Dossa was an authority on Indian cricket through all levels. He started his specialisation after he found keeping track of international cricket too stressful and always advised young statisticians to concentrate on Indian cricket.

In many ways, he was a cricket tragic. He possessed a bit of memorabilia and even collected posters. And if you received his cricket-themed greeting card, you had to consider yourself lucky.

Dossa told me that the most valuable part of his collection was the year-by-year press clippings from 1937 to the new millennium, and he was right. For, no amount of books on Indian cricket can provide so much information like those brown paper-covered books. The BCCI would do well to use their good relations with the CCI to duplicate those clippings and display them prominently when the Board’s museum comes to fruition.

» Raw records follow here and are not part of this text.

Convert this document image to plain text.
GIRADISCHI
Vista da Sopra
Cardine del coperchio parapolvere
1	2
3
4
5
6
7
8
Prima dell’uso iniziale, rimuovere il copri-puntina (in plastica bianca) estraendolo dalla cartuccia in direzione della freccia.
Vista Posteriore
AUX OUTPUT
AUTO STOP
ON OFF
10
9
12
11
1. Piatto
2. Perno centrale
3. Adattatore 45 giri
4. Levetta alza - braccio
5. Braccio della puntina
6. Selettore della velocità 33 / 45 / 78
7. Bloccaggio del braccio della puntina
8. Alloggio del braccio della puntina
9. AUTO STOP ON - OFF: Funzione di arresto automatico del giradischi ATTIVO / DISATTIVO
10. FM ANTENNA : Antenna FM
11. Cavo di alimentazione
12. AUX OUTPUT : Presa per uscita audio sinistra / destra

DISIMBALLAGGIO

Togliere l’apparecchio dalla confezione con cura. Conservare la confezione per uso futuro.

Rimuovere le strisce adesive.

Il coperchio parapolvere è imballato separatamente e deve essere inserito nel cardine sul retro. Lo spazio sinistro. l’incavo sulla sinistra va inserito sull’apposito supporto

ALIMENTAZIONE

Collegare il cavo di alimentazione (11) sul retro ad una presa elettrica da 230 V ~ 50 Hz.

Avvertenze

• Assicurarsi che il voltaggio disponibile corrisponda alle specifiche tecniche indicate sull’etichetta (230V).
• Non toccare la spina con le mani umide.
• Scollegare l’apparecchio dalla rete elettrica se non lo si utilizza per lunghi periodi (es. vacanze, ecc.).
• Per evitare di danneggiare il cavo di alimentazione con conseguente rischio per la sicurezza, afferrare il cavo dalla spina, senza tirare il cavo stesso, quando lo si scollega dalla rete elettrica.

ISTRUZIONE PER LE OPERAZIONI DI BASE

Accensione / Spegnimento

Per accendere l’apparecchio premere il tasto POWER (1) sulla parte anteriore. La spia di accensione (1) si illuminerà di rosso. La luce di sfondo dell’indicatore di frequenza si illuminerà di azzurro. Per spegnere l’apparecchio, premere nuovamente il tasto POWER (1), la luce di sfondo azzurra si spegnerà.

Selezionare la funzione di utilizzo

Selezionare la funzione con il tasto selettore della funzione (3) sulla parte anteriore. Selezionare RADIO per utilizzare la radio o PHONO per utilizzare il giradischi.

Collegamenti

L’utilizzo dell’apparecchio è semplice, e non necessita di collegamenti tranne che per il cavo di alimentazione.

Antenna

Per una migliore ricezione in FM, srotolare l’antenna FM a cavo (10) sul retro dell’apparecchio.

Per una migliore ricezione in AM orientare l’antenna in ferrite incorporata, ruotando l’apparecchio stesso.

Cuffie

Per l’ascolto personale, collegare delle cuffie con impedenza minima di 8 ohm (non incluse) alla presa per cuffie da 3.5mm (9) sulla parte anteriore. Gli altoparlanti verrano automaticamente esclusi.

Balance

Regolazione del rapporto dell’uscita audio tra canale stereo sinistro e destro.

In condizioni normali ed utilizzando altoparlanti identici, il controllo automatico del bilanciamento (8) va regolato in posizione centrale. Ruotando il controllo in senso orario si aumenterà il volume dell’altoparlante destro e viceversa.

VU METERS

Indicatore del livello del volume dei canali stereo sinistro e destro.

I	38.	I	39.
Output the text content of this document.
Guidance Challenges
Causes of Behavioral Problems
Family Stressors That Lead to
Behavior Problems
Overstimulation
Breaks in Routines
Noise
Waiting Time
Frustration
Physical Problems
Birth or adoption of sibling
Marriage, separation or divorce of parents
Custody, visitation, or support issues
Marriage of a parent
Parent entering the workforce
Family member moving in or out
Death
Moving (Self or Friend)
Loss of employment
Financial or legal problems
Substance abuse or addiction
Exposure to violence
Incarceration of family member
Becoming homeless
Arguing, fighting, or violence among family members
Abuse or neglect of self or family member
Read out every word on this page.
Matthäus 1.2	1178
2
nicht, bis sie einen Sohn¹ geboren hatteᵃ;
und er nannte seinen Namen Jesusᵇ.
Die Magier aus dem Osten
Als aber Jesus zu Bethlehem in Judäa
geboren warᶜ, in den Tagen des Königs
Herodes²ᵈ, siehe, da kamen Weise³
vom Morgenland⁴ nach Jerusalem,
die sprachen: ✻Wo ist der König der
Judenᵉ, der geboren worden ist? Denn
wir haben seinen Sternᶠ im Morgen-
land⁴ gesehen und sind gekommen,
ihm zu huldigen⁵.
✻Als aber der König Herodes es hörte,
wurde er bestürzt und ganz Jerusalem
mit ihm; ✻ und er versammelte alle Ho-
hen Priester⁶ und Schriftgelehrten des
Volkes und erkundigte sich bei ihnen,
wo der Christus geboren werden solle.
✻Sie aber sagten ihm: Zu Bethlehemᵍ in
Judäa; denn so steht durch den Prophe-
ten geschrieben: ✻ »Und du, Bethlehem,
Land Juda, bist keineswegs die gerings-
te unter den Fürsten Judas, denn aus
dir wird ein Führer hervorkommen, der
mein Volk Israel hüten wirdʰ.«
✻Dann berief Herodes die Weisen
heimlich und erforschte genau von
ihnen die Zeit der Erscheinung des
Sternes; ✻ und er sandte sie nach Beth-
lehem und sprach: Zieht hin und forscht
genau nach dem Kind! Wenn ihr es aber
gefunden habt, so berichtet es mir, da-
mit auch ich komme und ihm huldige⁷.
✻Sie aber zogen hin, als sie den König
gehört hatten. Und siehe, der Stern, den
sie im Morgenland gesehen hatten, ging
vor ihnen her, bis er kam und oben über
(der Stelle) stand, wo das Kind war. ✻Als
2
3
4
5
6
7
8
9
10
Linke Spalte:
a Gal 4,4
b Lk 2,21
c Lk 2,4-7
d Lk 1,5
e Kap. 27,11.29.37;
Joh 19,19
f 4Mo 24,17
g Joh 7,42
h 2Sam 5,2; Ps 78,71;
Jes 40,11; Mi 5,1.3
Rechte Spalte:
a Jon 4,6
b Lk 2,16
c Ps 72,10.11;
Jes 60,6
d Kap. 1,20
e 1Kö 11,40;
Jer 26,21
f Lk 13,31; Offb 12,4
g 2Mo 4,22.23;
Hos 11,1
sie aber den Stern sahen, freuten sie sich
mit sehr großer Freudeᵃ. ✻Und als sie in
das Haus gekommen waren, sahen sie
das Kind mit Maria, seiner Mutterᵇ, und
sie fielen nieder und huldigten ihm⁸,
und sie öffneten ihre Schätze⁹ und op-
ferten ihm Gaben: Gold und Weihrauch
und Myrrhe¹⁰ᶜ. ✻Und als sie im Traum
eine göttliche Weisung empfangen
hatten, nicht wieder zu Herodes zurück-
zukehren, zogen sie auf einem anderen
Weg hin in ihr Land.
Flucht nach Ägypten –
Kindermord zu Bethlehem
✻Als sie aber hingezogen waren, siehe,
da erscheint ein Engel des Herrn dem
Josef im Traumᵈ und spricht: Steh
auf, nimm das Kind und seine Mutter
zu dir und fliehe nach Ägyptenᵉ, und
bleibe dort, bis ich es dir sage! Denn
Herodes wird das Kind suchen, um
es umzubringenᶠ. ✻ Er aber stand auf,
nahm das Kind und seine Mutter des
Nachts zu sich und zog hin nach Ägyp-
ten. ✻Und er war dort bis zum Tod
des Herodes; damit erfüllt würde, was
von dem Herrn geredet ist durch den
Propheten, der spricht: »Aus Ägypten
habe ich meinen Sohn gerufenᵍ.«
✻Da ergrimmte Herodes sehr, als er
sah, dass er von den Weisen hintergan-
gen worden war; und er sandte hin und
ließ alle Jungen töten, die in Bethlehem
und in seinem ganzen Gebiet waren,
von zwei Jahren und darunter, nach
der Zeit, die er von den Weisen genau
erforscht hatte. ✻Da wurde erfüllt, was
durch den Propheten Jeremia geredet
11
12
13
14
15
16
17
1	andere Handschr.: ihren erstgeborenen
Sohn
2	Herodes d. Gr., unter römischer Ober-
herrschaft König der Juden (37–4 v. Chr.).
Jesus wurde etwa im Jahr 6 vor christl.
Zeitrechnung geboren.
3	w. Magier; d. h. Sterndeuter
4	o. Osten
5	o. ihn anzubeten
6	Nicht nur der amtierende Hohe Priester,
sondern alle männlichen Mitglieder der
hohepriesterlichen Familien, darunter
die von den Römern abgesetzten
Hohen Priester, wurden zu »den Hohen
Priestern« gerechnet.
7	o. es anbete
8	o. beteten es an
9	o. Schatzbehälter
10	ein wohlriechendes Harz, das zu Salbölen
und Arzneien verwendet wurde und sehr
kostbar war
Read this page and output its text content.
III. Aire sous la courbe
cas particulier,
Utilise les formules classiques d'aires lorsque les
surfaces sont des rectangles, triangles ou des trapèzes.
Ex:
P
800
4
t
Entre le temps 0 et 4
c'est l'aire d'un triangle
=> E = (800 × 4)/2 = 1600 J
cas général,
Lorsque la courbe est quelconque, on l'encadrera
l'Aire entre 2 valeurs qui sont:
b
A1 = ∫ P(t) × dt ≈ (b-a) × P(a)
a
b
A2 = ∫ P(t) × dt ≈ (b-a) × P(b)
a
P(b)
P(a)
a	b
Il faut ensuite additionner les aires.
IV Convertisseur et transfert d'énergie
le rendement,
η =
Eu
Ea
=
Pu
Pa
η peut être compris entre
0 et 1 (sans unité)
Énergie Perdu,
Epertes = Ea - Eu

Both the Mumbai Cricket Association and the BCCI would also do well to institute the Anandji Dossa Trophy for the best scorer. Its benefit will be two-fold: An important aspect of cricket like scoring will get due importance, and two, it will be an apt way of honouring a truly faithful servant of Indian cricket who the late Raj Singh Dungarpur felt should stand on his own pedestal among the greats of the game.

Falling two short of a century on Monday was near-tragic for Dossa’s friends. They knew how determined he was to complete his century. Leaving us before his landmark reminds me of the title of Leonard Cohen’s song, Hey, that’s no way to say goodbye!